# Proving Theorems using Incremental Learning and Hindsight Experience Replay (@ arXiv 2021)

### Eser Aygün, Laurent Orseau, Ankit Anand, Xavier Glorot, Vlad Firoiu, Lei M. Zhang, Doina Precup, Shibl Mourad

This paper proposes a simple and neat idea: using Hindsight Experience Replay in training neural theorem provers
to generate useful training data from failed proof attempts. In their case, they target first-order logic proofs
without equality, a subset of the TPTP benchmark. The reviewers mainly complained about the experimental comparisons
against E, which don't really show overall improvements, and don't contain any other learning-based method.

Their search algorithm is interesting: instead of basing it on top of an off-the-shelf FOL prover like E,
they propose this simple 3-priority-queue approach which guarantees that all clauses are visited at some point,
but can still prioritize clauses ranked highly by the neural model.

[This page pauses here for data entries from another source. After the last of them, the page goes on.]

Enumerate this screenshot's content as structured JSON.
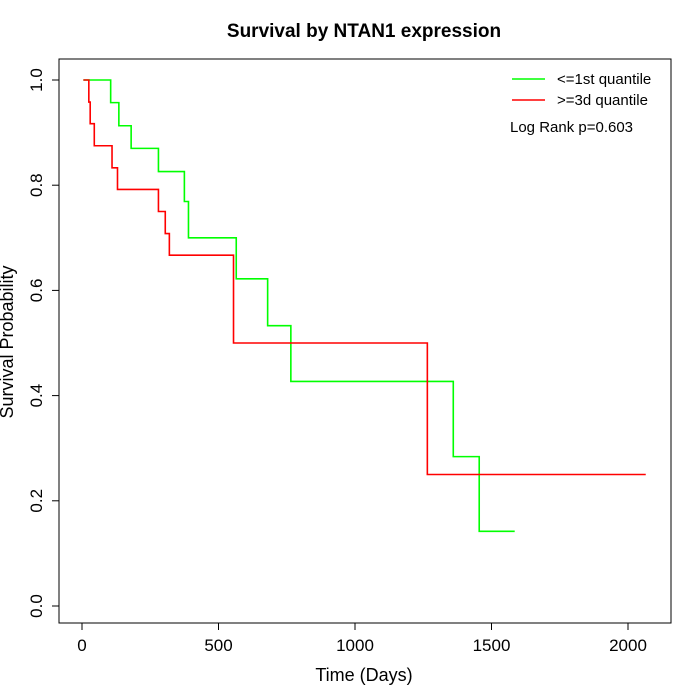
{
  "chart_data": {
    "type": "line",
    "step": true,
    "title": "Survival by NTAN1 expression",
    "xlabel": "Time (Days)",
    "ylabel": "Survival Probability",
    "xlim": [
      0,
      2100
    ],
    "ylim": [
      0,
      1
    ],
    "x_ticks": [
      0,
      500,
      1000,
      1500,
      2000
    ],
    "y_ticks": [
      0.0,
      0.2,
      0.4,
      0.6,
      0.8,
      1.0
    ],
    "x_tick_labels": [
      "0",
      "500",
      "1000",
      "1500",
      "2000"
    ],
    "y_tick_labels": [
      "0.0",
      "0.2",
      "0.4",
      "0.6",
      "0.8",
      "1.0"
    ],
    "grid": false,
    "legend_position": "top-right",
    "annotation": "Log Rank p=0.603",
    "series": [
      {
        "name": "<=1st quantile",
        "color": "#00ff00",
        "x": [
          5,
          105,
          135,
          180,
          280,
          375,
          390,
          565,
          680,
          765,
          1360,
          1455,
          1585
        ],
        "y": [
          1.0,
          0.957,
          0.913,
          0.87,
          0.826,
          0.769,
          0.7,
          0.622,
          0.533,
          0.427,
          0.284,
          0.142,
          0.142
        ]
      },
      {
        "name": ">=3d quantile",
        "color": "#ff0000",
        "x": [
          5,
          25,
          30,
          45,
          110,
          130,
          280,
          305,
          320,
          555,
          1265,
          2065
        ],
        "y": [
          1.0,
          0.958,
          0.917,
          0.875,
          0.833,
          0.792,
          0.75,
          0.708,
          0.667,
          0.5,
          0.25,
          0.25
        ]
      }
    ]
  }
}
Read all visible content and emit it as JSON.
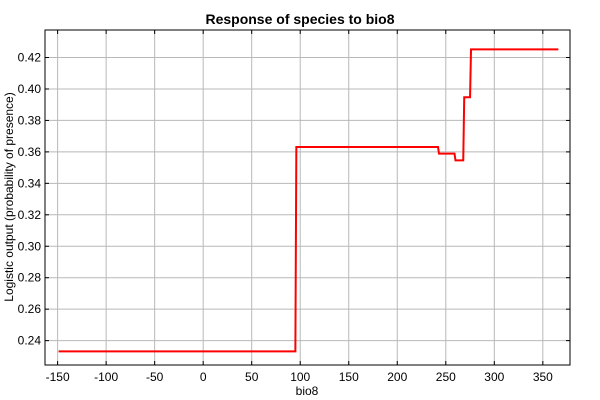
{
  "chart_data": {
    "type": "line",
    "title": "Response of species to bio8",
    "xlabel": "bio8",
    "ylabel": "Logistic output (probability of presence)",
    "xlim": [
      -163,
      378
    ],
    "ylim": [
      0.2245,
      0.4375
    ],
    "xticks": [
      -150,
      -100,
      -50,
      0,
      50,
      100,
      150,
      200,
      250,
      300,
      350
    ],
    "yticks": [
      0.24,
      0.26,
      0.28,
      0.3,
      0.32,
      0.34,
      0.36,
      0.38,
      0.4,
      0.42
    ],
    "ytick_labels": [
      "0.24",
      "0.26",
      "0.28",
      "0.30",
      "0.32",
      "0.34",
      "0.36",
      "0.38",
      "0.40",
      "0.42"
    ],
    "grid": true,
    "series": [
      {
        "color": "#ff0000",
        "x": [
          -149,
          95,
          96,
          242,
          243,
          259,
          260,
          268,
          269,
          275,
          276,
          366
        ],
        "y": [
          0.2332,
          0.2332,
          0.3631,
          0.3631,
          0.3589,
          0.3589,
          0.3546,
          0.3546,
          0.3947,
          0.3947,
          0.4252,
          0.4252
        ]
      }
    ]
  }
}
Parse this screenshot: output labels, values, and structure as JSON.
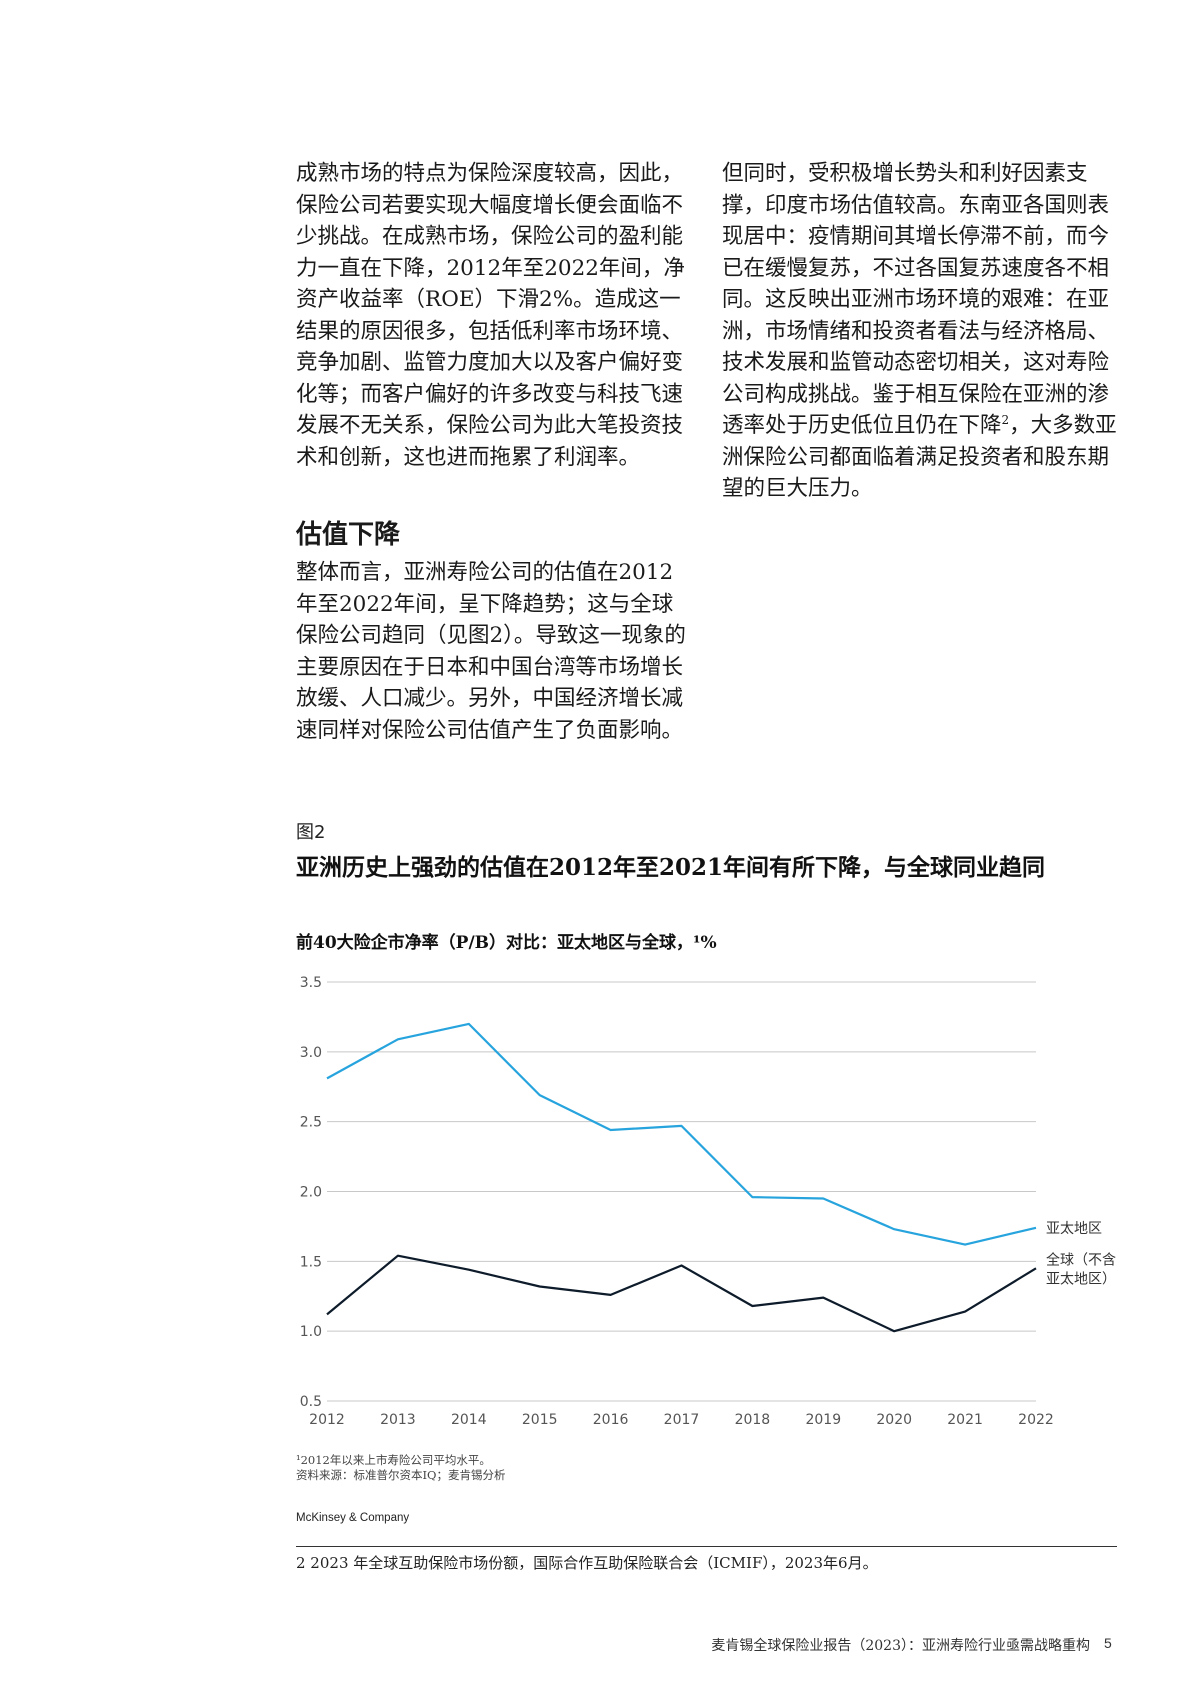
{
  "body": {
    "left_paragraphs": [
      "成熟市场的特点为保险深度较高，因此，保险公司若要实现大幅度增长便会面临不少挑战。在成熟市场，保险公司的盈利能力一直在下降，2012年至2022年间，净资产收益率（ROE）下滑2%。造成这一结果的原因很多，包括低利率市场环境、竞争加剧、监管力度加大以及客户偏好变化等；而客户偏好的许多改变与科技飞速发展不无关系，保险公司为此大笔投资技术和创新，这也进而拖累了利润率。"
    ],
    "section_heading": "估值下降",
    "section_paragraphs": [
      "整体而言，亚洲寿险公司的估值在2012年至2022年间，呈下降趋势；这与全球保险公司趋同（见图2）。导致这一现象的主要原因在于日本和中国台湾等市场增长放缓、人口减少。另外，中国经济增长减速同样对保险公司估值产生了负面影响。"
    ],
    "right_paragraph_a": "但同时，受积极增长势头和利好因素支撑，印度市场估值较高。东南亚各国则表现居中：疫情期间其增长停滞不前，而今已在缓慢复苏，不过各国复苏速度各不相同。这反映出亚洲市场环境的艰难：在亚洲，市场情绪和投资者看法与经济格局、技术发展和监管动态密切相关，这对寿险公司构成挑战。鉴于相互保险在亚洲的渗透率处于历史低位且仍在下降",
    "right_paragraph_sup": "2",
    "right_paragraph_b": "，大多数亚洲保险公司都面临着满足投资者和股东期望的巨大压力。"
  },
  "figure": {
    "label": "图2",
    "title": "亚洲历史上强劲的估值在2012年至2021年间有所下降，与全球同业趋同",
    "notes": [
      "¹2012年以来上市寿险公司平均水平。",
      "资料来源：标准普尔资本IQ；麦肯锡分析"
    ],
    "brand": "McKinsey & Company"
  },
  "chart_data": {
    "type": "line",
    "title": "前40大险企市净率（P/B）对比：亚太地区与全球，¹%",
    "x": [
      2012,
      2013,
      2014,
      2015,
      2016,
      2017,
      2018,
      2019,
      2020,
      2021,
      2022
    ],
    "x_tick_labels": [
      "2012",
      "2013",
      "2014",
      "2015",
      "2016",
      "2017",
      "2018",
      "2019",
      "2020",
      "2021",
      "2022"
    ],
    "ylim": [
      0.5,
      3.5
    ],
    "y_ticks": [
      "0.5",
      "1.0",
      "1.5",
      "2.0",
      "2.5",
      "3.0",
      "3.5"
    ],
    "grid": "horizontal",
    "legend_placement": "right, at line ends",
    "series": [
      {
        "name": "亚太地区",
        "color": "#27a4dd",
        "values": [
          2.81,
          3.09,
          3.2,
          2.69,
          2.44,
          2.47,
          1.96,
          1.95,
          1.73,
          1.62,
          1.74
        ]
      },
      {
        "name": "全球（不含亚太地区）",
        "name_lines": [
          "全球（不含",
          "亚太地区）"
        ],
        "color": "#0d1b2a",
        "values": [
          1.12,
          1.54,
          1.44,
          1.32,
          1.26,
          1.47,
          1.18,
          1.24,
          1.0,
          1.14,
          1.45
        ]
      }
    ]
  },
  "footnote": "2  2023 年全球互助保险市场份额，国际合作互助保险联合会（ICMIF），2023年6月。",
  "footer": {
    "running_title": "麦肯锡全球保险业报告（2023）：亚洲寿险行业亟需战略重构",
    "page_number": "5"
  }
}
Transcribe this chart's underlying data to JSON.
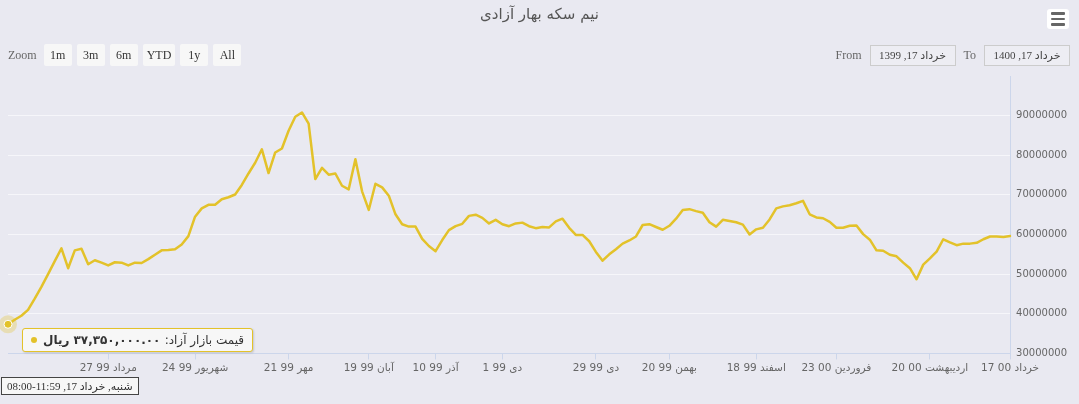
{
  "chart_data": {
    "type": "line",
    "title": "نیم سکه بهار آزادی",
    "categories": [
      null,
      null,
      null,
      null,
      null,
      null,
      null,
      null,
      null,
      null,
      null,
      null,
      null,
      null,
      null,
      "27 مرداد 99",
      null,
      null,
      null,
      null,
      null,
      null,
      null,
      null,
      null,
      null,
      null,
      null,
      "24 شهریور 99",
      null,
      null,
      null,
      null,
      null,
      null,
      null,
      null,
      null,
      null,
      null,
      null,
      null,
      "21 مهر 99",
      null,
      null,
      null,
      null,
      null,
      null,
      null,
      null,
      null,
      null,
      null,
      "19 آبان 99",
      null,
      null,
      null,
      null,
      null,
      null,
      null,
      null,
      null,
      "10 آذر 99",
      null,
      null,
      null,
      null,
      null,
      null,
      null,
      null,
      null,
      "1 دی 99",
      null,
      null,
      null,
      null,
      null,
      null,
      null,
      null,
      null,
      null,
      null,
      null,
      null,
      "29 دی 99",
      null,
      null,
      null,
      null,
      null,
      null,
      null,
      null,
      null,
      null,
      "20 بهمن 99",
      null,
      null,
      null,
      null,
      null,
      null,
      null,
      null,
      null,
      null,
      null,
      null,
      "18 اسفند 99",
      null,
      null,
      null,
      null,
      null,
      null,
      null,
      null,
      null,
      null,
      null,
      "23 فروردین 00",
      null,
      null,
      null,
      null,
      null,
      null,
      null,
      null,
      null,
      null,
      null,
      null,
      null,
      "20 اردیبهشت 00",
      null,
      null,
      null,
      null,
      null,
      null,
      null,
      null,
      null,
      null,
      null,
      "17 خرداد 00"
    ],
    "values": [
      37350000,
      38500000,
      39500000,
      41000000,
      43800000,
      46800000,
      50000000,
      53300000,
      56500000,
      51500000,
      56000000,
      56400000,
      52500000,
      53500000,
      52900000,
      52200000,
      53000000,
      52900000,
      52200000,
      52900000,
      52800000,
      53800000,
      54900000,
      56000000,
      56100000,
      56300000,
      57500000,
      59600000,
      64500000,
      66600000,
      67500000,
      67500000,
      68900000,
      69400000,
      70100000,
      72500000,
      75400000,
      78100000,
      81500000,
      75500000,
      80700000,
      81700000,
      86200000,
      89700000,
      90800000,
      88000000,
      74000000,
      76800000,
      75100000,
      75400000,
      72300000,
      71400000,
      79000000,
      70900000,
      66200000,
      72800000,
      71900000,
      69800000,
      65100000,
      62600000,
      62000000,
      62000000,
      58900000,
      57100000,
      55800000,
      58600000,
      61100000,
      62100000,
      62700000,
      64700000,
      65000000,
      64200000,
      62800000,
      63700000,
      62600000,
      62100000,
      62800000,
      63000000,
      62100000,
      61600000,
      61900000,
      61800000,
      63300000,
      64000000,
      61700000,
      59900000,
      59900000,
      58300000,
      55600000,
      53400000,
      55000000,
      56300000,
      57700000,
      58500000,
      59500000,
      62400000,
      62600000,
      61900000,
      61200000,
      62200000,
      64000000,
      66200000,
      66400000,
      65900000,
      65500000,
      63100000,
      62000000,
      63700000,
      63400000,
      63100000,
      62500000,
      60000000,
      61300000,
      61700000,
      63800000,
      66600000,
      67100000,
      67400000,
      67900000,
      68500000,
      65100000,
      64300000,
      64100000,
      63200000,
      61700000,
      61700000,
      62200000,
      62300000,
      60100000,
      58700000,
      56000000,
      55900000,
      54900000,
      54500000,
      52900000,
      51500000,
      48700000,
      52400000,
      54000000,
      55700000,
      58800000,
      58000000,
      57300000,
      57700000,
      57700000,
      57900000,
      58800000,
      59500000,
      59500000,
      59400000,
      59600000
    ],
    "color": "#e3c22a",
    "ylim": [
      30000000,
      100000000
    ],
    "yticks": [
      30000000,
      40000000,
      50000000,
      60000000,
      70000000,
      80000000,
      90000000
    ],
    "grid": "y",
    "annotations": [
      "Zoom",
      "1m",
      "3m",
      "6m",
      "YTD",
      "1y",
      "All",
      "From",
      "خرداد 17, 1399",
      "To",
      "خرداد 17, 1400",
      "قیمت بازار آزاد: ۳۷,۳۵۰,۰۰۰.۰۰ ریال",
      "شنبه, خرداد 17, 11:59-08:00"
    ]
  }
}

Other than the experimental doubts, I like this idea, and had thought of it in a similar context. This is one advantage of
deductive proof systems: *every time* you apply a deduction rule, you prove *something*, even though it might not
be even going towards the direction of the goal. This is not the case in top-down approaches, where one tries to reduce
the goal to the axioms, but don't necessarily have a complete proof along the way (except if some sub-goals are closed).